PeduliLindungi Sudah Bisa Digunakan WNI di 27 Negara Uni Eropa
Pegawai pemerintah memindai kode batang (QR Code) melalui aplikasi PeduliLindungi di Dinas Komunikasi dan Informatika, Kabupaten Batang, Jawa Tengah, Kamis (21/10/2021). ANTARA FOTO/Harviyan Perdana Putra/foc.

tirto.id - Kementerian Luar Negeri (Kemlu) membenarkan aplikasi PeduliLindungi sudah bisa digunakan Warga Negara Indonesia (WNI) yang ada di 27 negara di Uni Eropa. Pengunaan aplikasi tersebut bisa digunakan oleh WNI yang telah menerima vaksinasi COVID-19.

“Benar. Untuk WNI yang telah divaksinasi dan datanya tersimpan pada aplikasi PeduliLindungi,” kata Sekretaris Bidang Tim Percepatan Pemulihan Ekonomi (TPPE) Kemlu, Lintang Paramitasari kepada Tirto saat dikonfirmasi, Jumat (13/5/2022)

PeduliLindungi bisa digunakan oleh WNI di 27 negara, yaitu Austria, Belanda, Belgia, Bulgaria, Republik Ceko, Denmark, Estonia, Finlandia, Hongaria, Irlandia, Italia, Jerman, Kroasia, Latvia, Lithuania, Luksemburg, Malta, Prancis, Polandia, Portugal, Rumania, Siprus, Slowakia, Slovenia, Spanyol, Swedia, dan Yunani, sebagaimana melansir siaran pers yang diunggah Kemlu di laman resminya, Kamis (12/5/2022) kemarin.
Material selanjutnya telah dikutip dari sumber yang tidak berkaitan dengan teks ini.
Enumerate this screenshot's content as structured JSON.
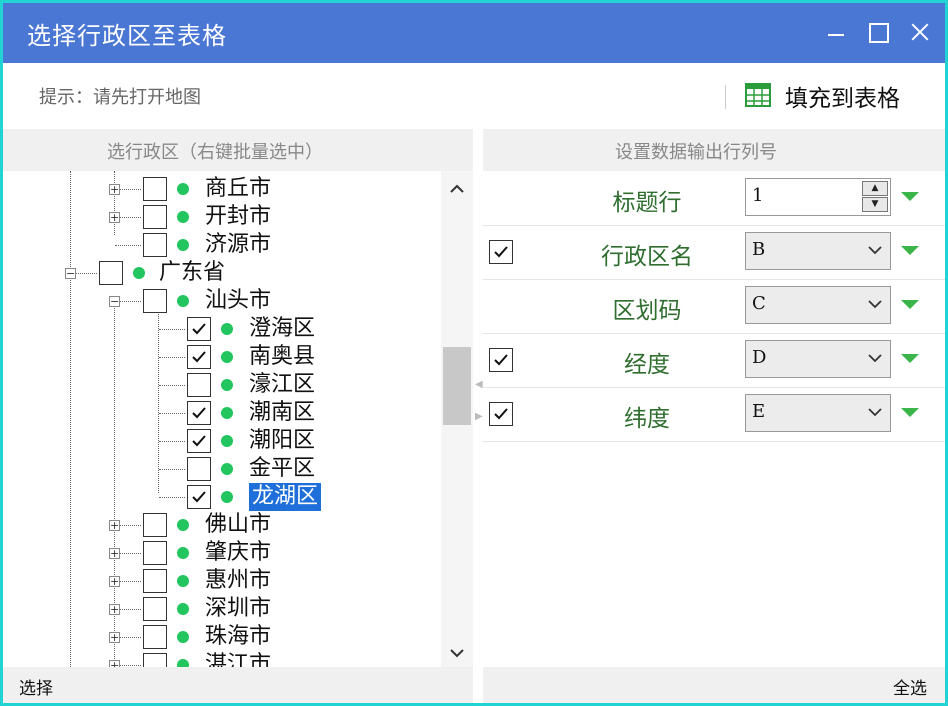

Adapun pemerintah Indonesia dan pemerintah UE telah meresmikan kerja sama saling pengakuan sertifikat vaksinasi COVID-19 yang masuk dalam PeduliLindungi dan EU Digital Covid Certificate (EU DCC), Kamis (12/5/2022).

Hal ini untuk memfasilitasi perjalanan luar negeri dalam rangka pemulihan ekonomi, khususnya bagi pekerja migran Indonesia, pelajar, wisatawan mancanegara, serta para pelaku bisnis.

Melalui saling pengakuan ini, sehingga quick response (QR) code sertifikat internasional Uni Eropa di PeduliLindungi dapat terbaca di Eropa dan warga Indonesia yang akan melancong ke Eropa tidak perlu lagi mendaftarkan QR code secara terpisah.

Namun ketentuan perjalanan internasional antara UE dan Indonesia tetap memperhatikan ketentuan protokol kesehatan (prokes) yang berlaku.

Dengan pemberlakuan ini, sertifikat vaksinasi COVID-19 yang dikeluarkan oleh pemerintah Indonesia setara dengan yang dikeluarkan oleh pemerintah Uni Eropa sesuai dengan Regulasi (UE) 2021/953 yang memungkinkan untuk verifikasi keaslian, validitas, dan integritas sertifikat.

“Dengan diberlakukannya kerja sama interoperabilitas antara Indonesia dengan UE, maka WNI yang ingin berpergian ke-27 negara anggota UE dapat dengan mudah menunjukkan sertifikat standar EU-DCC yang sudah tersedia di dalam aplikasi PeduliLindungi masing-masing,” ujar Lintang.

Sebaliknya, lanjut dia, warga Uni Eropa yang ingin berkunjung ke Indonesia juga dapat menunjukkan sertifikat vaksinasi mereka. Dia menyebut pihak Kementerian Kesehatan (Kemenkes) di pintu masuk bandara juga dapat memindai QR Code pada sertifikat vaksinasi UE tersebut.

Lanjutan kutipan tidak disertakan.